Sebelas terdakwa yang diajukan dalam persidangan itu antara lain Ipda Erick Kadir, Bripda Raul da Costa, Bharada Suparwanto, Bripda Joko Irwanto, Bripda Tedy Iskandar, Bripda Anang Yulianto, Bripda Cahyo Nugroho, Bharada Langgeng Sugianto, Bharada Idad Musadad (sudah meninggal dunia), Bharada Santoso dan Bripda Dominggus Pinto (Disersi).
Majelis hakim terdiri dari Letkol Laut (KH) A.R Tampubolon (hakim ketua), Letkol CHK Anton R. Saragih (hakim anggota I), dan Letkol Laut (KH/W) Sinoeng Harjanti (hakim anggota II).
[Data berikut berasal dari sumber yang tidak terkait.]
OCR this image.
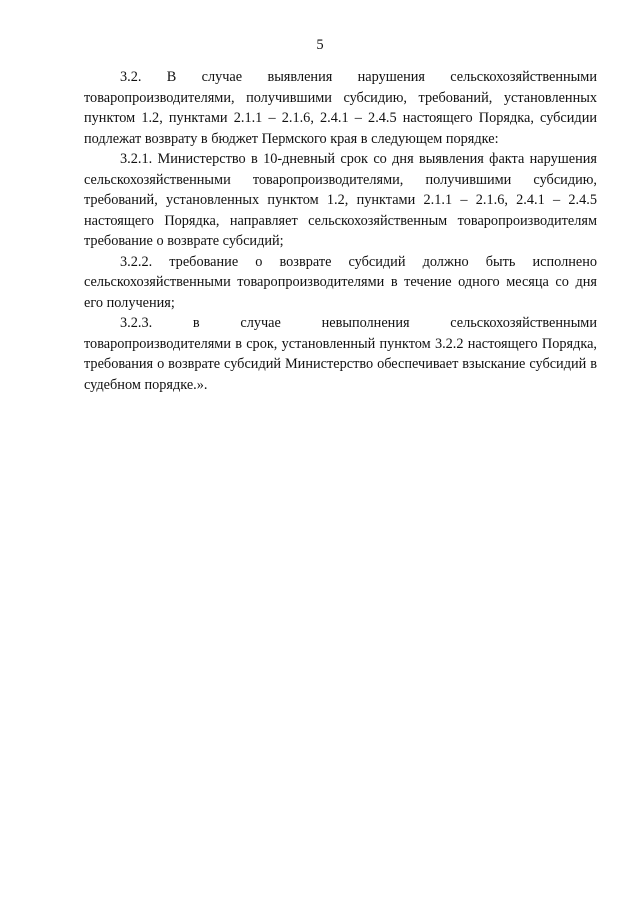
5

3.2. В случае выявления нарушения сельскохозяйственными товаропроизводителями, получившими субсидию, требований, установленных пунктом 1.2, пунктами 2.1.1 – 2.1.6, 2.4.1 – 2.4.5 настоящего Порядка, субсидии подлежат возврату в бюджет Пермского края в следующем порядке:

3.2.1. Министерство в 10-дневный срок со дня выявления факта нарушения сельскохозяйственными товаропроизводителями, получившими субсидию, требований, установленных пунктом 1.2, пунктами 2.1.1 – 2.1.6, 2.4.1 – 2.4.5 настоящего Порядка, направляет сельскохозяйственным товаропроизводителям требование о возврате субсидий;

3.2.2. требование о возврате субсидий должно быть исполнено сельскохозяйственными товаропроизводителями в течение одного месяца со дня его получения;

3.2.3. в случае невыполнения сельскохозяйственными товаропроизводителями в срок, установленный пунктом 3.2.2 настоящего Порядка, требования о возврате субсидий Министерство обеспечивает взыскание субсидий в судебном порядке.».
Setelah pembacaan dakwaan oleh ouditur militer, Tampubolon menanyakan kepada seluruh terdakwa apakah mengerti dakwaan yang dibacakan. Terdakwa secara serentak menjawab: “Tidak mengerti”. Jawaban itu kontan ditanggapi mahasiswa yang hadir pada persidangan itu dengan kata-kata yang menunjukkan ketidakpuasan.
Kemudian, ouditur militer meminta ketua majelis hakim untuk meringkas dakwaannya. Secara umum, oditur militer menjelaskan, dakwaan disusun secara kumulatif yang terdiri dari dua, dakwaan I dan dakwaan II. Masing-masing dakwaan tersebut terdiri dari dua alternatif. Dakwaan I, alternatif pertama adalah pasal 338 KUHP jo 35 tentang tindak pidana merampas nyawa orang lain. Alternatif kedua adalah pasal 170 KUHP jo 2 tentang penggunaan kekerasan yang menyebabakan kematian pada orang lain.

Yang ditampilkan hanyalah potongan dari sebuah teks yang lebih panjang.